A lot of temporal analysis will use generic data, such as the results of decennial census surveys, to evaluate patterns among different population sub-groups. However, the further you are from a census year, the more the accuracy of that data will reduce. Although this limitation must be accepted, exploring the temporal differences between the known data may help modeling and can certainly help interpretation.
Dealing with different health geographies
Intervention and response areas can differ to those used for epidemiological analysis, with each having very different requirements. Response needs may be driven by health regions, for example, whereas analysis tends to be more closely aligned to census areas due to ancillary data availability and (often assumed) socio-economic homogeneity of those areas.
Spatial analysis can be used to define the study area(s).
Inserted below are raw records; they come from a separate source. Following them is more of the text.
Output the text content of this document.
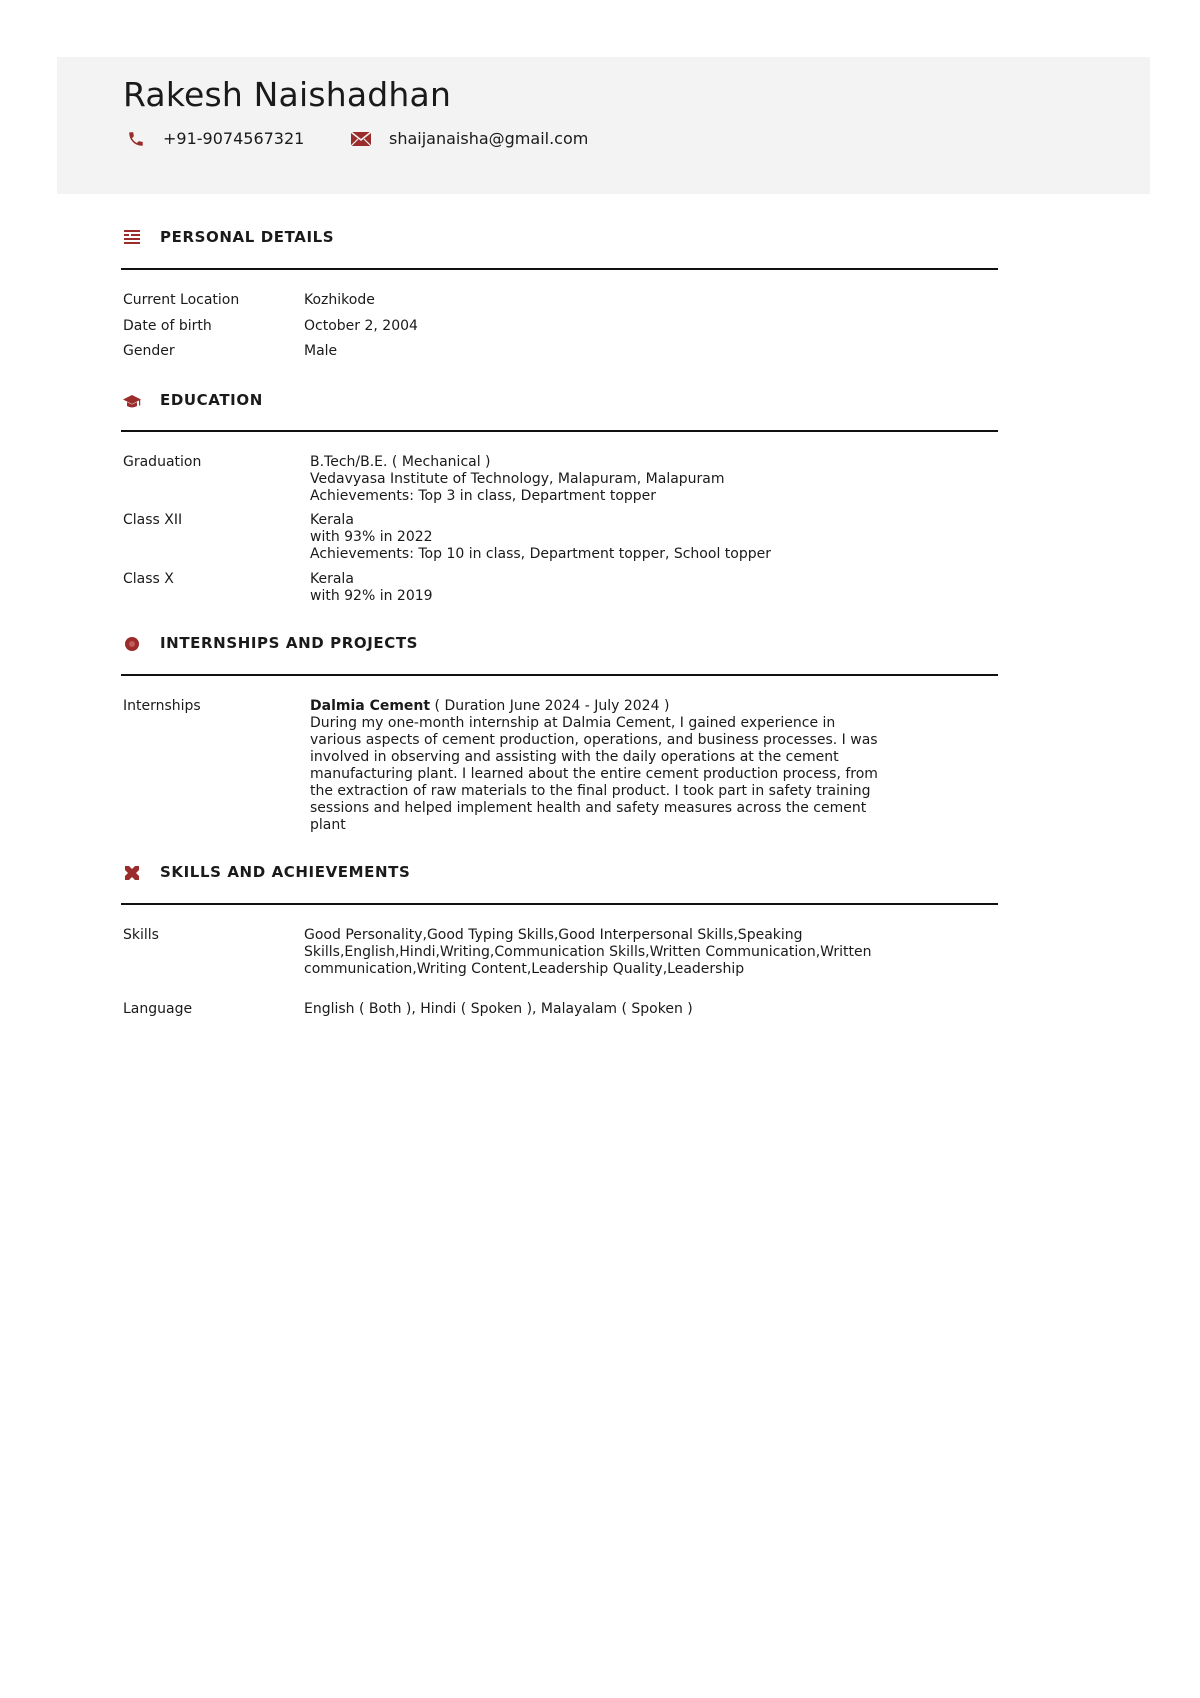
Rakesh Naishadhan
+91-9074567321	shaijanaisha@gmail.com
PERSONAL DETAILS
Current Location	Kozhikode
Date of birth	October 2, 2004
Gender	Male
EDUCATION
Graduation	B.Tech/B.E. ( Mechanical )
Vedavyasa Institute of Technology, Malapuram, Malapuram
Achievements: Top 3 in class, Department topper
Class XII	Kerala
with 93% in 2022
Achievements: Top 10 in class, Department topper, School topper
Class X	Kerala
with 92% in 2019
INTERNSHIPS AND PROJECTS
Internships	Dalmia Cement ( Duration June 2024 - July 2024 )
During my one-month internship at Dalmia Cement, I gained experience in various aspects of cement production, operations, and business processes. I was involved in observing and assisting with the daily operations at the cement manufacturing plant. I learned about the entire cement production process, from the extraction of raw materials to the final product. I took part in safety training sessions and helped implement health and safety measures across the cement plant
SKILLS AND ACHIEVEMENTS
Skills	Good Personality,Good Typing Skills,Good Interpersonal Skills,Speaking Skills,English,Hindi,Writing,Communication Skills,Written Communication,Written communication,Writing Content,Leadership Quality,Leadership
Language	English ( Both ), Hindi ( Spoken ), Malayalam ( Spoken )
Filtering the data can be done by selecting areas from the map or using additional boundary datasets. This can be valuable to sub-divide data into exposed populations or cases and non-exposed or control populations. Most of the data used for analysis will be aggregated based on administrative boundaries, whereas exposed populations not defined by administrative areas.
In some cases, when the dataset contains spatial units as a data field, data can be analyzed non-spatially by different geographic boundaries. In other cases, when the data needs to be ‘shifted’ to geographic areas not contained in the dataset, spatial location can be used to ‘move’ the data to different areas. In these cases, the data can be available as individual counts or even total by area. Reapportionment of data between different geographies permits the translation of data between very different geographies and, thus, allows reporting of aggregated data at different boundaries.
Traditionally, there have been marked socio-economic differences between urban and rural populations. Although this trend is starting to change, spatial data accuracy and precision are often linked to population density, with rural areas tending to cover large areas that can encompass marked social and economic differences. These differences can result in disparities between urban and rural areas. Incorporating spatial analysis ensures that data can easily be stratified, for example by urban/rural areas for epidemiological modeling.
Different types of data joins for health analysis
Traditionally, a GIS stores spatial data as a feature by location. The data may be raster, using regular cells, or vector, using points, lines or polygons (areas). At each location there may be one or more associated pieces of information (for example, population by administrative area). However, in epidemiology, almost all analysis must include multiple components by location (for example, population by age and gender breakdown). Technically, this requires a one-to-many (feature to health and demographic variables) relationship.
To overcome these different data structures, data can to be joined as a step of the analysis so that each location, be that point, line or area, can be associated with multiple attributes or rows of information. This is a crucial step in ensuring that spatial and epidemiological analysis can be successfully integrated. Furthermore, in some cases, compound joins (for example, using location and time) are needed.
This blog has briefly outlined five topics of consideration in epidemiology and how ArcGIS Insights can be used as part of the analysis solution.
Many of these topics are far more involved and, as with all analytical work, effective analysis requires reliable data, in tandem with sound knowledge of previous relevant studies. An epidemiologist should be well versed in dealing with a lack of either and often, this is where true expertise lies.
Complex models and effective communication of results are a key part of the process. In Part 2 of this blog, we will explore those topics amongst others.